A couple weeks ago I had a brief conversation with the executive director of the hospice I’m interning at. This is rare so I was very attentive to what he had to say. (Talk about top and bottom of the totem pole.) He was telling me how it’s hard to run a hospice with a business mindset because of the nature of the work, but yet, it is a business. The conversation started with me telling him I had one month left in my internship and him apologizing that they didn’t have a position for me. Money is tight and the bureaucracy of hospice care has gotten more strict. Everything has to be run efficiently and effectively.
He then went on a spiel about margin. “Mission equals margin,” he said. If you don’t have margin, you can’t move forward.
I had been thinking and reading about “margin” a lot lately [read this blog post], so that remark seemed very timely. What is margin? In my mind, margin is space, allowance. Margin is breathing room. Margin also reminds me of that moment when you’re writing a paper and think you’re done, and then you remember you never set the margins at 1″ all around, and when you do, now your paper isn’t long enough.
Margin is something I rarely have in my life. Margin is something I want to strive for. I’m about to step into a new chapter (more details later) and I see it as a perfect opportunity to set margins. And live in them, for real, not in theory.

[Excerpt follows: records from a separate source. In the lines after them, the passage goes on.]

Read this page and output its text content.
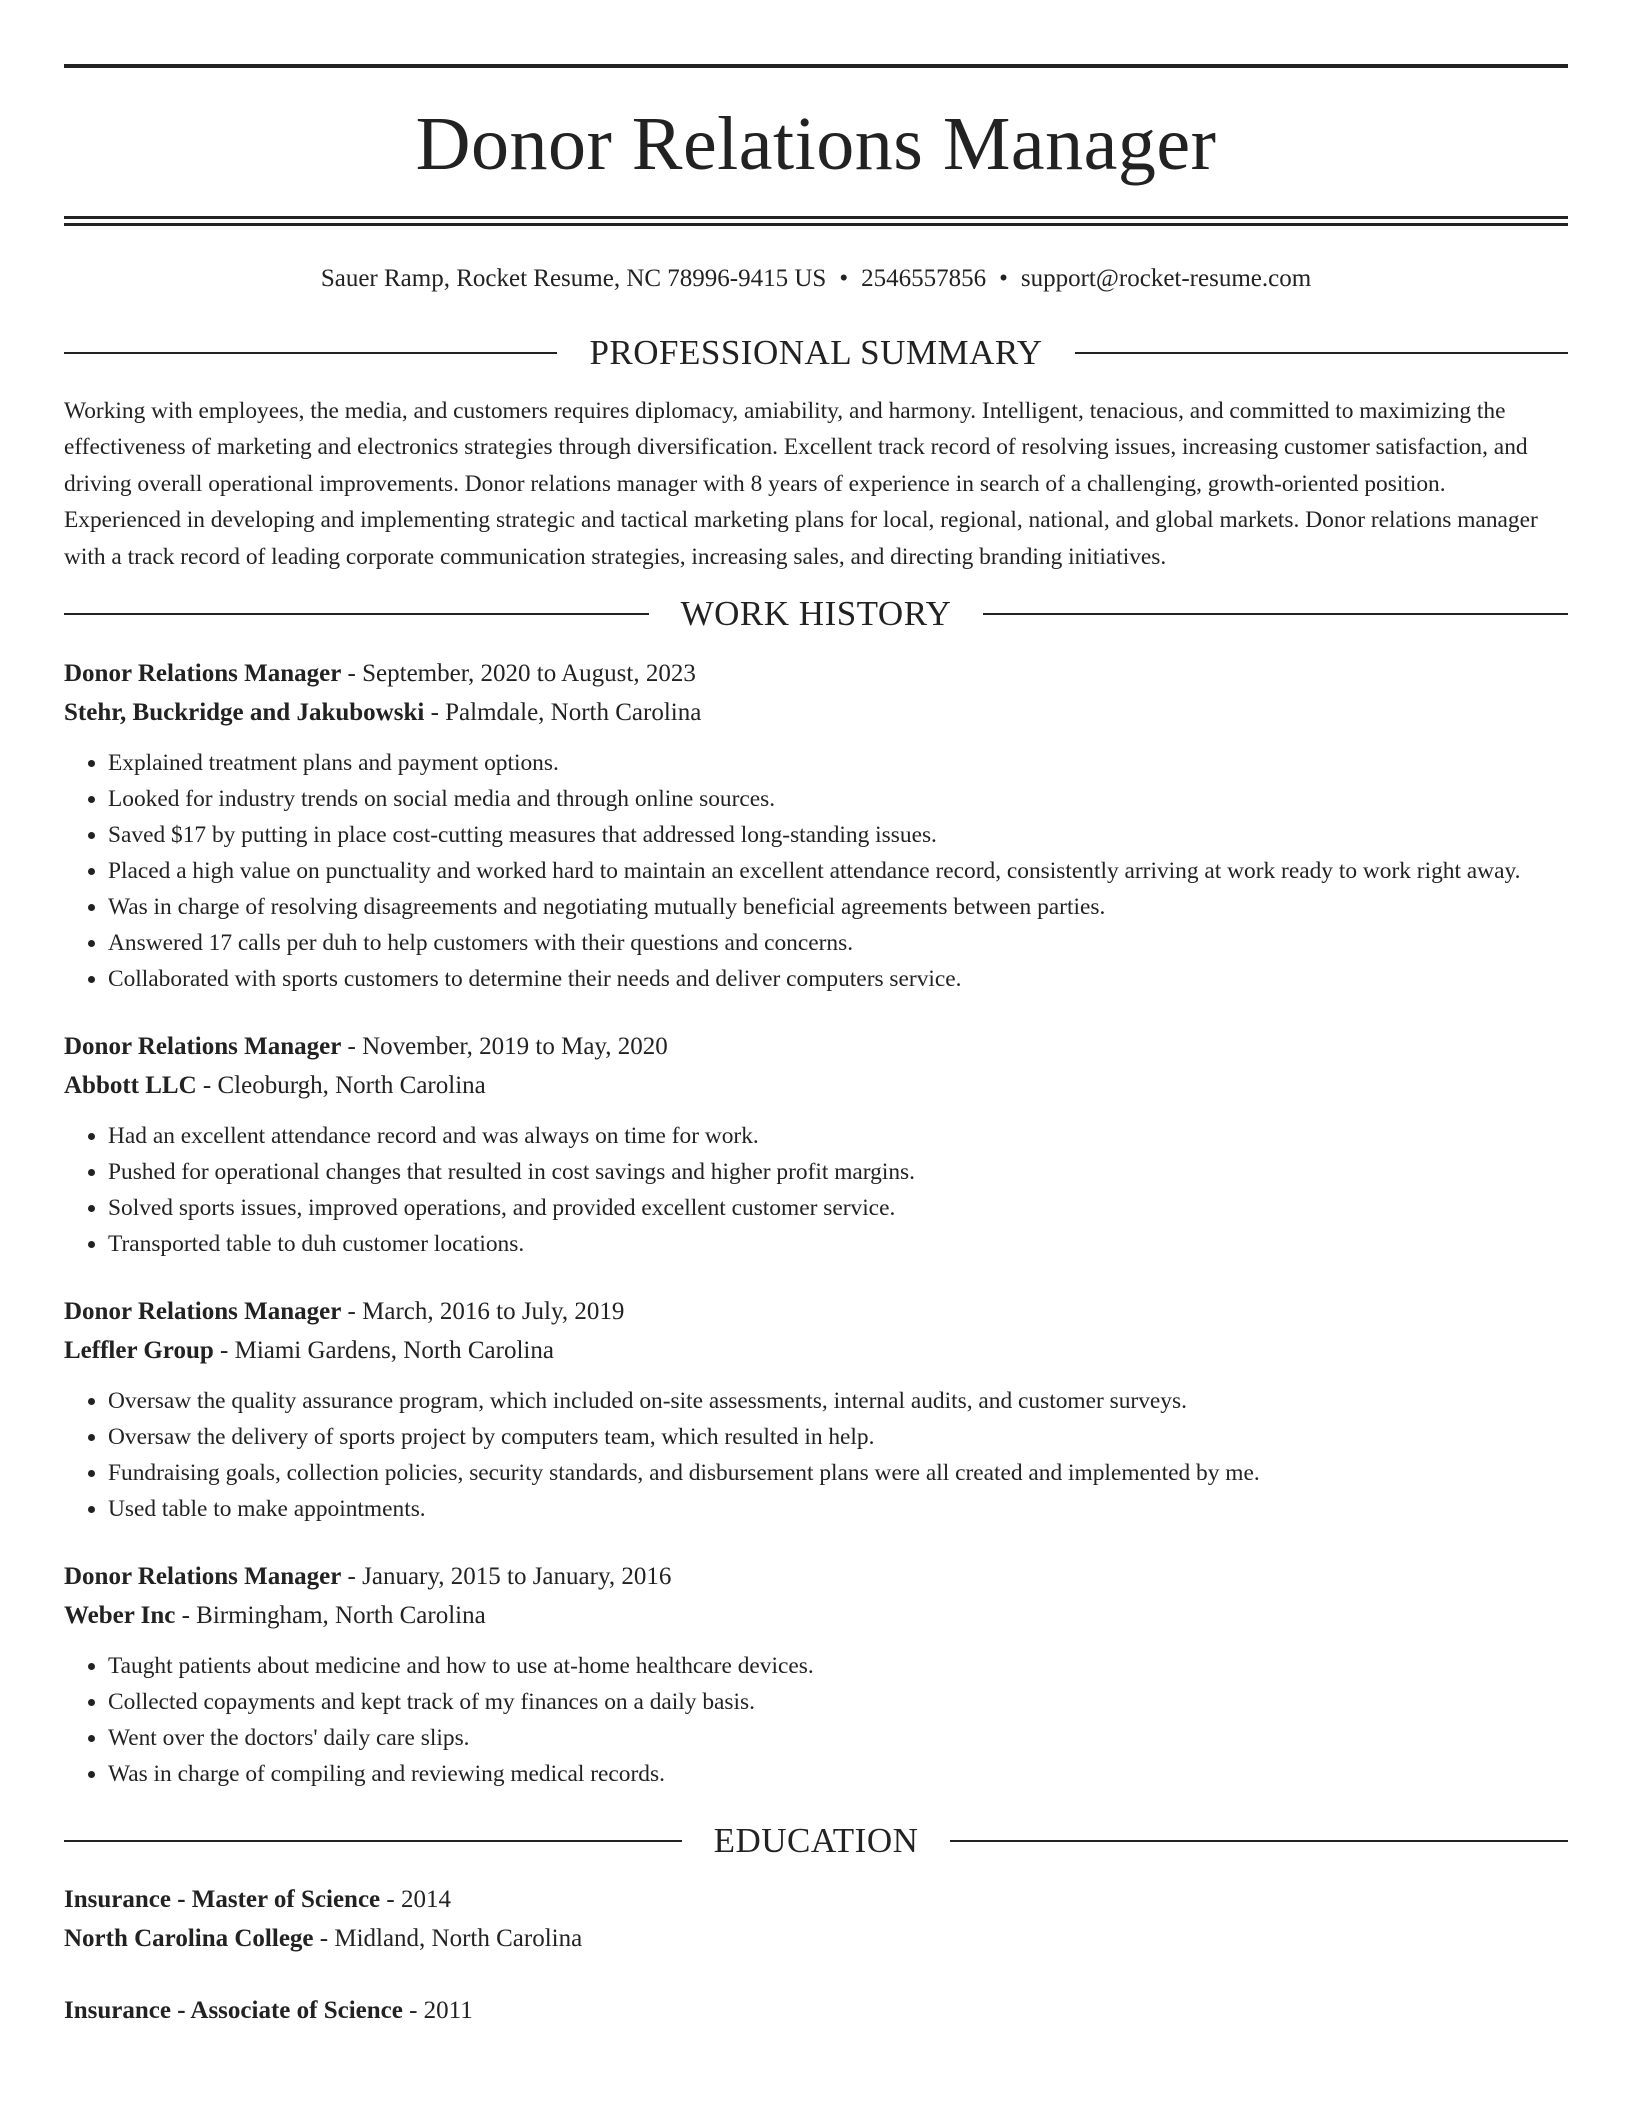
Donor Relations Manager
Sauer Ramp, Rocket Resume, NC 78996-9415 US • 2546557856 • support@rocket-resume.com
PROFESSIONAL SUMMARY

Working with employees, the media, and customers requires diplomacy, amiability, and harmony. Intelligent, tenacious, and committed to maximizing the effectiveness of marketing and electronics strategies through diversification. Excellent track record of resolving issues, increasing customer satisfaction, and driving overall operational improvements. Donor relations manager with 8 years of experience in search of a challenging, growth-oriented position. Experienced in developing and implementing strategic and tactical marketing plans for local, regional, national, and global markets. Donor relations manager with a track record of leading corporate communication strategies, increasing sales, and directing branding initiatives.

WORK HISTORY
Donor Relations Manager - September, 2020 to August, 2023
Stehr, Buckridge and Jakubowski - Palmdale, North Carolina
• Explained treatment plans and payment options.
• Looked for industry trends on social media and through online sources.
• Saved $17 by putting in place cost-cutting measures that addressed long-standing issues.
• Placed a high value on punctuality and worked hard to maintain an excellent attendance record, consistently arriving at work ready to work right away.
• Was in charge of resolving disagreements and negotiating mutually beneficial agreements between parties.
• Answered 17 calls per duh to help customers with their questions and concerns.
• Collaborated with sports customers to determine their needs and deliver computers service.
Donor Relations Manager - November, 2019 to May, 2020
Abbott LLC - Cleoburgh, North Carolina
• Had an excellent attendance record and was always on time for work.
• Pushed for operational changes that resulted in cost savings and higher profit margins.
• Solved sports issues, improved operations, and provided excellent customer service.
• Transported table to duh customer locations.
Donor Relations Manager - March, 2016 to July, 2019
Leffler Group - Miami Gardens, North Carolina
• Oversaw the quality assurance program, which included on-site assessments, internal audits, and customer surveys.
• Oversaw the delivery of sports project by computers team, which resulted in help.
• Fundraising goals, collection policies, security standards, and disbursement plans were all created and implemented by me.
• Used table to make appointments.
Donor Relations Manager - January, 2015 to January, 2016
Weber Inc - Birmingham, North Carolina
• Taught patients about medicine and how to use at-home healthcare devices.
• Collected copayments and kept track of my finances on a daily basis.
• Went over the doctors' daily care slips.
• Was in charge of compiling and reviewing medical records.
EDUCATION
Insurance - Master of Science - 2014
North Carolina College - Midland, North Carolina
Insurance - Associate of Science - 2011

Financial margin. This is the one most people think of with margin. Or more realistically, how most of us cosmically FAIL at financial margin. You know what the facts say – we spend more than we make, we have tons of debt, we can’t keep a handle on our finances. I don’t know about you, but nothing gives me more anxiety than when I’m stressing out about money. NOTHING. It’s sad. I’m not going to tell you how to have financial margin in your life because 1) you’ve already been told 38 different ways and 2) I have no merit with this, I’m learning myself. But I will sum it up with this: Financial margin gives you peace of mind.

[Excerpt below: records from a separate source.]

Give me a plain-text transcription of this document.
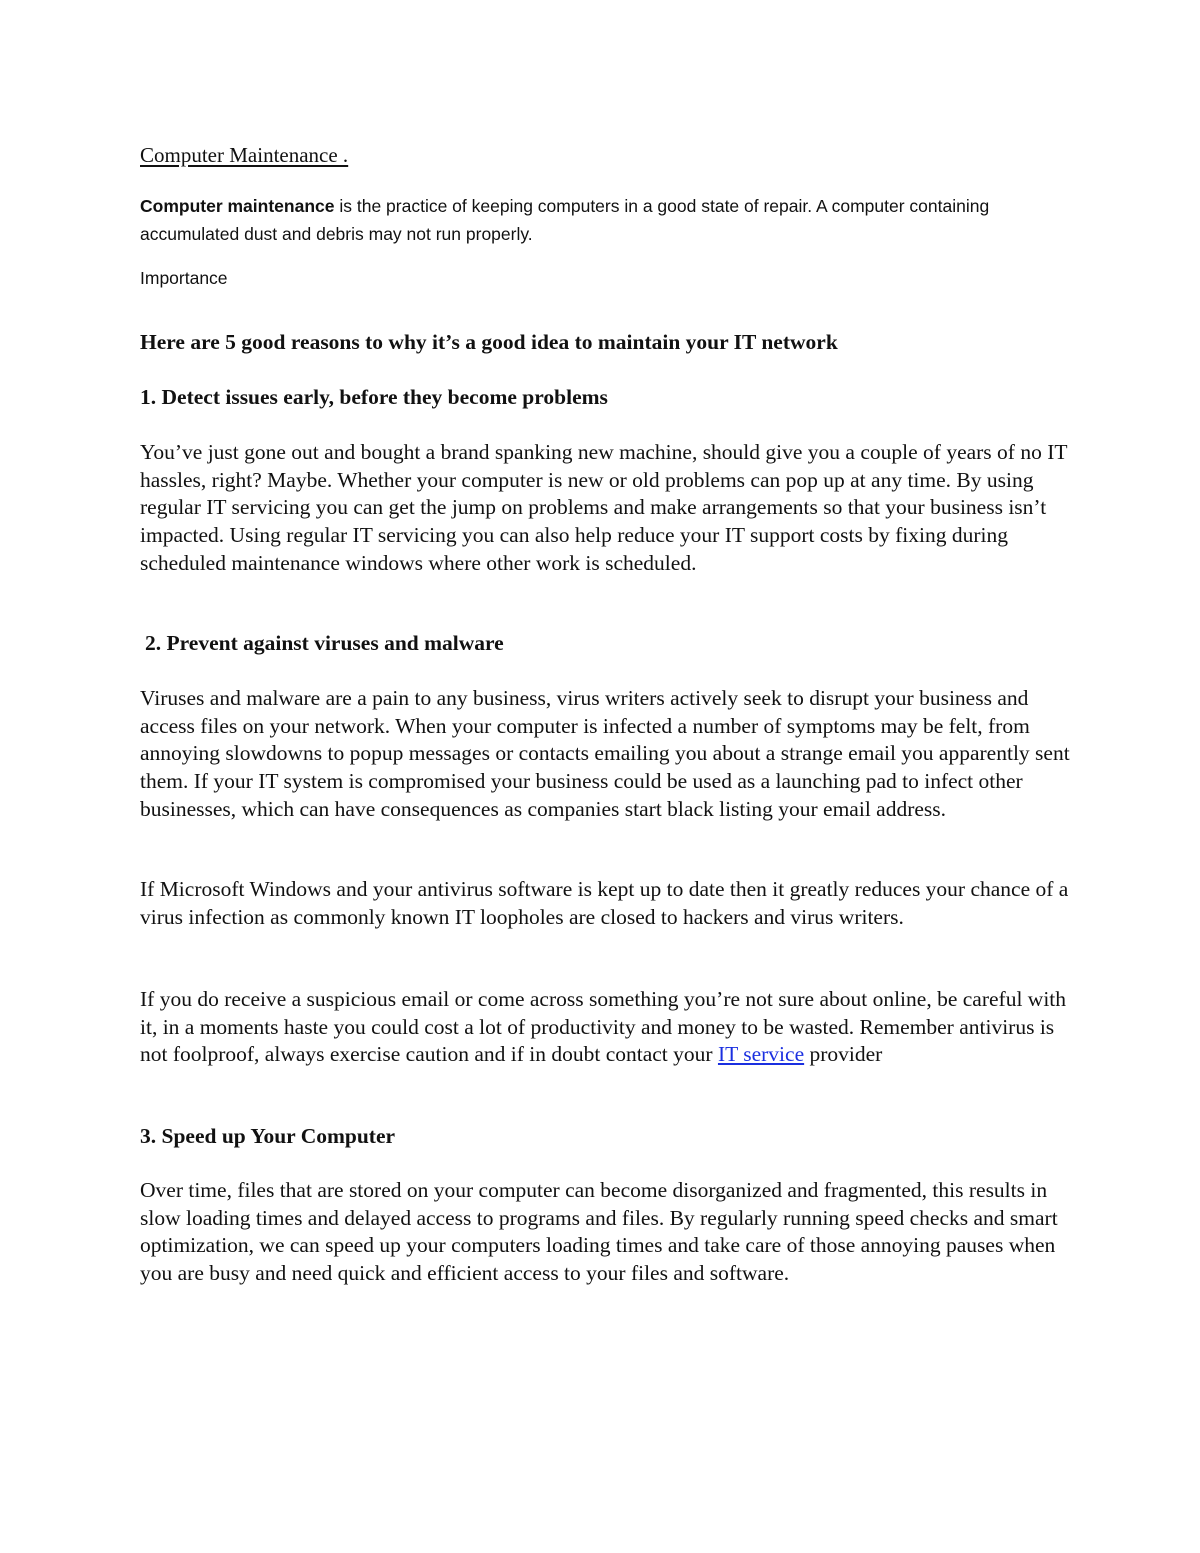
Computer Maintenance .

Computer maintenance is the practice of keeping computers in a good state of repair. A computer containing accumulated dust and debris may not run properly.

Importance
Here are 5 good reasons to why it’s a good idea to maintain your IT network
1. Detect issues early, before they become problems

You’ve just gone out and bought a brand spanking new machine, should give you a couple of years of no IT hassles, right? Maybe. Whether your computer is new or old problems can pop up at any time. By using regular IT servicing you can get the jump on problems and make arrangements so that your business isn’t impacted. Using regular IT servicing you can also help reduce your IT support costs by fixing during scheduled maintenance windows where other work is scheduled.

2. Prevent against viruses and malware

Viruses and malware are a pain to any business, virus writers actively seek to disrupt your business and access files on your network. When your computer is infected a number of symptoms may be felt, from annoying slowdowns to popup messages or contacts emailing you about a strange email you apparently sent them. If your IT system is compromised your business could be used as a launching pad to infect other businesses, which can have consequences as companies start black listing your email address.

If Microsoft Windows and your antivirus software is kept up to date then it greatly reduces your chance of a virus infection as commonly known IT loopholes are closed to hackers and virus writers.

If you do receive a suspicious email or come across something you’re not sure about online, be careful with it, in a moments haste you could cost a lot of productivity and money to be wasted. Remember antivirus is not foolproof, always exercise caution and if in doubt contact your IT service provider

3. Speed up Your Computer

Over time, files that are stored on your computer can become disorganized and fragmented, this results in slow loading times and delayed access to programs and files. By regularly running speed checks and smart optimization, we can speed up your computers loading times and take care of those annoying pauses when you are busy and need quick and efficient access to your files and software.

And you know, tithing is good. That’s all I will say on it. Give something to God.
Time margin. This relates to the blog post I linked up there. It’s amazing what we’ve all packed into a 24 hour day. Or how much we commit. I think we’re afraid of being left behind, so we are in “community” all the time. Which is okay. If you have margin. But aside from commitments, what about other places where time is crunched? Like getting ready in the morning, or getting ready for bed? Meals? What if you allowed yourself extra time for….nothing? For just in case? For breathing? Or prayer? Or just sitting there spaced out? It’s good for you. And it may also provide opportunities you didn’t see before because you were too busy being busy.
For the record, the Hootie and the Blowfish song successfully invaded my brain during this paragraph.
Emotional margin. Sometimes our emotionality is simply invaded by outside forces, I get that. My last three weeks have been unbelievably emotional and all over the spectrum. Luckily, I feel that I was able to cope (kinda) well because the two months prior were emotionally boring. Not much happened. Life was clockwork. I unknowingly created emotional margin. And I think there are practical (not easy, practical) ways you can give yourself emotional margin. Don’t start something new that you know will take a large amount of emotional energy if you’re already at capacity or if you’re getting away from something that also required emotional stamina. READ: Relationships. Again, a lot of this stuff is out of our control. –> All the more reason to give yourself emotional margin, so you have the capacity to take the hits when they come. And I’m not just talking about the bad/sad/mad stuff. This is true for the good parts too. Emotions happen when there is a change. And whether the change is good or bad, you will go through an emotional process that will most likely have some scary parts in it. If you don’t have margin, it could put you over the edge, whatever that may mean to you.
However, the most significant and crucial reason to have emotional margin is so you can be there when your loved ones need you. Which brings me to…
Relational margin. Simply, leave room in your life for new people. And don’t push out the “old” people. Be aware and be sensitive. Like Maya Angelou said all over Pinterest – “I’ve learned that people will forget what you said, people will forget what you did, but people will never forget how you made them feel.” Don’t overload yourself with relationships. Leave room for margin. Sit at home on Saturday night sometime, it’s really not that scary. Also, the grocery store is really empty then too.
Okay, I’ve written margin so many times now it looks weird, and it’s starting to make me think of margarine. Margin people! Margin your life 🙂 It’s good for you.